Kemkominfo Minta Masukan dari Operator Seluler
Ismail pun menyebut mereka juga tengah meminta masukan dari para operator seluler. Ini juga belum diputuskan karena masih harus dikoordinasikan dengan Kementerian Keuangan, BPKP, dan pihak-pihak terkait lain, agar pemberian insentif melalui lelang ini rasional, atau ada argumentasi yang kuat.
"Jadi kalau ditanya kapan, dari kajian kami sebenarnya sudah penghujung final lah dari kami," kata Ismail.
"Laporan sudah kami berikan ke pak Menteri tapi beliau belum putuskan, bukan karena lambat memutuskan, tapi karena masih harus berkoordinasi lagi dengan beberapa pihak dari lembaga lain yang berwenang untuk kita dengarkan masukannya."
Terkait bentuk pasti untuk insentif, Ismail menegaskan belum ada keputusan, meski wacana soal ini sudah ada. Namun, menurut Ismail, ada dua skema kemungkinan.
Dua skema yang sedang digodok ini pertama, "diskon" terhadap biaya spektrum frekuensi yang sudah dibayarkan tahunan, atau kedua, insentif untuk yang akan dilelang
Advertisement
Menkominfo Minta Penyelenggara Pemilu Perkuat Keamanan
Di sisi lain, Menteri Komunikasi dan Informatika (Menkominfo) Budi Arie Setiadi mengatakan bahwa sudah meminta usut tuntas dugaan kebocoran Daftar Pemilih Tetap (DPT) baru-baru ini.
Untuk ini, Menkominfo mengatakan sudah menugaskan Direktur Jenderal Aplikasi Informatika Kementerian Kominfo Semuel Abrijani Pangerapan.
Hal ini diungkapnya dalam Rapat Kerja Komisi I DPR RI mengenai Diseminasi Informasi dan Dukungan Infrastruktur TIK Pemilu 2024 di Senayan, Jakarta Pusat, Rabu lalu.
Meski begitu, Budi Arie mengatakan Kementeriannya belum bisa memastikan adanya kebocoran data Pemilih Tetap. Mereka masih berkoordinasi dengan Komisi Pemilihan Umum (KPU) dan Ditjen Kependudukan dan Pencatatan Sipil Kementerian Dalam Negeri.
"Kalau data DPT itu kan semua partai peserta Pemilu kan pasti dapat, dan hal itu sesuai Undang-Undang. Caleg juga pasti memegang data DPT dapilnya kan?" kata Budi, mengutip siaran pers, Sabtu (2/12/2023).

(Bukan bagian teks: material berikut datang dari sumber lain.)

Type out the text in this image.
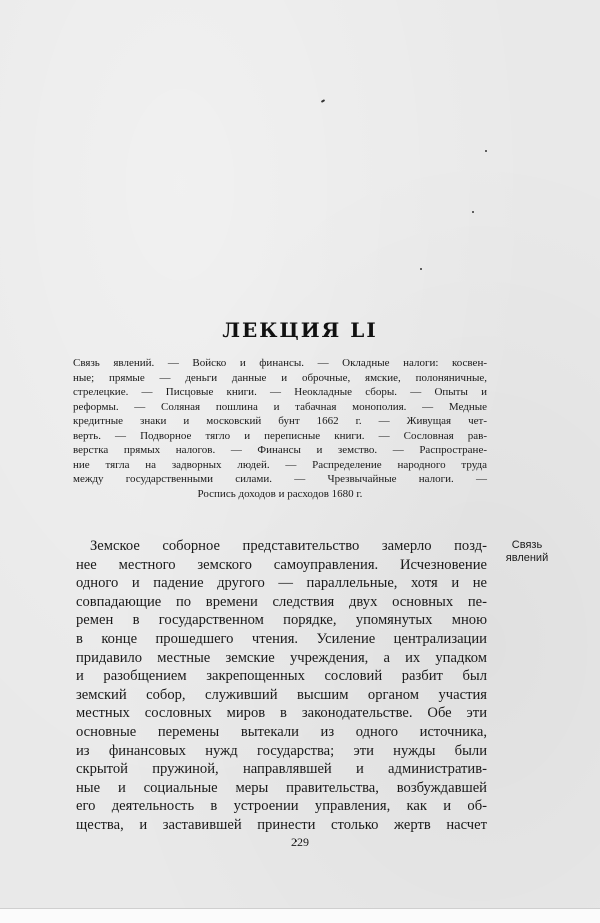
ЛЕКЦИЯ LI
Связь явлений. — Войско и финансы. — Окладные налоги: косвен-
ные; прямые — деньги данные и оброчные, ямские, полоняничные,
стрелецкие. — Писцовые книги. — Неокладные сборы. — Опыты и
реформы. — Соляная пошлина и табачная монополия. — Медные
кредитные знаки и московский бунт 1662 г. — Живущая чет-
верть. — Подворное тягло и переписные книги. — Сословная рав-
верстка прямых налогов. — Финансы и земство. — Распростране-
ние тягла на задворных людей. — Распределение народного труда
между государственными силами. — Чрезвычайные налоги. —
Роспись доходов и расходов 1680 г.
Связь
явлений
Земское соборное представительство замерло позд-
нее местного земского самоуправления. Исчезновение
одного и падение другого — параллельные, хотя и не
совпадающие по времени следствия двух основных пе-
ремен в государственном порядке, упомянутых мною
в конце прошедшего чтения. Усиление централизации
придавило местные земские учреждения, а их упадком
и разобщением закрепощенных сословий разбит был
земский собор, служивший высшим органом участия
местных сословных миров в законодательстве. Обе эти
основные перемены вытекали из одного источника,
из финансовых нужд государства; эти нужды были
скрытой пружиной, направлявшей и административ-
ные и социальные меры правительства, возбуждавшей
его деятельность в устроении управления, как и об-
щества, и заставившей принести столько жертв насчет
229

Kominfo Masih Lakukan Penyelidikan
"Oleh karena itu, Kominfo masih menyelidiki kasus ini dengan berkoordinasi bersama instansi terkait. Di antaranya KPU hingga BSSN, untuk terus mengantisipasi soal keamanan IT KPU," imbuhnya.
Menkominfo menyatakan dirinya sejauh ini masih menunggu informasi lebih detail dari KPU terkait dugaan kebocoran data tersebut.
"Sehingga Kominfo belum dapat menyimpulkan sebelum adanya laporan dari lembaga terkait. Kami ingin meyakinkan kalau ini tidak ada motif politik. Ini motif bisnis, motifnya ekonomi dengan pengertian jualan data."
Lebih lanjut, Budi menegaskan dugaan kebocoran data ini harus jadi peringatan untuk seluruh pihak penyelenggara Pemilu, untuk memperkuat keamanan data dan menjaga sistem dengan lebih baik.